Keep Designs Consistent With Grids

A Basic Grid
A Basic Grid.

The grid system used in the graphic design process is a way of organizing content on a page. It uses any combination of margins, guides, rows, and columns to form a uniform arrangement . It is most apparent in newspaper and magazine layout with columns of text and images, though it can be used in any project.

Using Grids in Your Designs

Grids can be used in almost any type of design project you're working on.

While periodicals like newspaper and magazines have very apparent grid systems, you will also notice them in brochures, websites, and packaging. Once you learn how to recognize the grid, you will see it everywhere in advertising.

A grid system can be a single grid or a collection of grids. Some are standard to the industry while others are free-form and up to the designer. In a finished product, the grid is invisible, but following it helps in creating successful print and web layouts.

For example, when designing the back of a postcard, you will use the U.S. Post Office's standard grid. A certain portion of the right side is designated for the addresses and the stamp (or bulk mail) must be in the upper right of this space.
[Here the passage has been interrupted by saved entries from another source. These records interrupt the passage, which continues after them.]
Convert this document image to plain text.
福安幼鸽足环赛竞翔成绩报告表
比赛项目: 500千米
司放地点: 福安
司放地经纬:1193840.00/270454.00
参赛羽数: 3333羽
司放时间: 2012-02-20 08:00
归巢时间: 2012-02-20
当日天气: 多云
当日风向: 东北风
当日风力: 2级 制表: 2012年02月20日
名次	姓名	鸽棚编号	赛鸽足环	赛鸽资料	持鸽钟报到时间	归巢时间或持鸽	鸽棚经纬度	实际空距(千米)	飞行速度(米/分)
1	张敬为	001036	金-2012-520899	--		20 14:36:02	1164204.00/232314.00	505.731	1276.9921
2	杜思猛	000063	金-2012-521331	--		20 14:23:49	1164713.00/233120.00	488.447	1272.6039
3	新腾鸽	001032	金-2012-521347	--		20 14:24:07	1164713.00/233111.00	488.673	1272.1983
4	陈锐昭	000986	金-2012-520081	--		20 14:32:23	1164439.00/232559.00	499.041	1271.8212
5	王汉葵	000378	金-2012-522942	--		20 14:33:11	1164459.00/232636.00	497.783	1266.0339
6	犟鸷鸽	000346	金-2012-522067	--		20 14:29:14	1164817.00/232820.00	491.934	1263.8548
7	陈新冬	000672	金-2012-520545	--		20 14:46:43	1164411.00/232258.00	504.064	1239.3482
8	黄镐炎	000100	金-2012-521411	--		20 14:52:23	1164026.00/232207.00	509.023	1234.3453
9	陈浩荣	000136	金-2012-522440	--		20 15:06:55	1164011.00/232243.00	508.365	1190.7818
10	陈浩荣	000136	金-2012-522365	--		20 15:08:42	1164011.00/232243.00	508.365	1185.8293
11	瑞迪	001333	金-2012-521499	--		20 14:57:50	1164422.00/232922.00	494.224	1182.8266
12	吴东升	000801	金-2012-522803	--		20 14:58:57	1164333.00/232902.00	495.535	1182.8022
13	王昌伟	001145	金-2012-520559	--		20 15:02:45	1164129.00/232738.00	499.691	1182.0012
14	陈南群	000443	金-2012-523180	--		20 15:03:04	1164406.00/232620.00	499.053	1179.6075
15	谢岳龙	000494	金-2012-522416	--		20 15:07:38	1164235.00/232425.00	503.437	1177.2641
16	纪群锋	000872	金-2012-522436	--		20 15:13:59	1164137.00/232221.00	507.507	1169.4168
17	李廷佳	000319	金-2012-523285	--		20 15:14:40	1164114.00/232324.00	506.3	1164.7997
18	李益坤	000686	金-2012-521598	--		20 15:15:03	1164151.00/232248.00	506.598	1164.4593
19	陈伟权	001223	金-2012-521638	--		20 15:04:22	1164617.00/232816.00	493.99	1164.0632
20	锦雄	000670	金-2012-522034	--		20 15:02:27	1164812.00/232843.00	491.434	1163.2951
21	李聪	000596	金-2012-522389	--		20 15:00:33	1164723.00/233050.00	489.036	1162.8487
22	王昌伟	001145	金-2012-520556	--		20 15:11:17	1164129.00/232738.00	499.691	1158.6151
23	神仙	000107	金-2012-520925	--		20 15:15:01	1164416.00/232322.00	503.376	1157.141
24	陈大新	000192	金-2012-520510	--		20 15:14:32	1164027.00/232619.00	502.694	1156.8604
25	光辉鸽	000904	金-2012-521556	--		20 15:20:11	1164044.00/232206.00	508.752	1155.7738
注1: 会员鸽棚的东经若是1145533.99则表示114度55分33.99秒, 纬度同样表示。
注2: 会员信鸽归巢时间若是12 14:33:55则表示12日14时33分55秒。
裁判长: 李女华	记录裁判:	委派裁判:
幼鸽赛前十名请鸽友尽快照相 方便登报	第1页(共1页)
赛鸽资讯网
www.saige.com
You will also need to leave the required 'white space' along the bottom where the USPS will place their bar code system. This leaves you with a small section on the left for your design and text.

Websites and brochures have a few standard grid systems that designers can use as a base for their own templates. One of the most popular for both projects is the header and three-column layout. This is very familiar to the viewer and can be a quick way to get a jump start on your design.

When designing websites or multi-page print material, you may want to consider having a collection of grids to work with.

Each grid in the collection will be related, but they are also different, which allows you to adapt the information for one page into a more suitable layout without compromising the consistent look and feel required for a great design. 

Types of Grids

There is really no limit to the grid layouts that can be created. Common types include equally sized two-, three-, and four-column grids with a header across the top, as well as a full-page grid of squares.

From these building blocks, the variation of column widths, borders, page size and other features of the grid will lead to unique page design. When starting a project or even just practicing, try using a grid system to help position the elements of your design on the page.

Breaking Out of the Grid

Once the grid is established, it is up to the designer as to when and how to break out of it. This doesn’t mean the grid will be completely ignored. Instead, elements may cross over from column to column, extend to the end of the page, or extend onto adjacent pages.

Breaking out of the grid can lead to the most interesting page designs. You will see this quite often in modern magazine design.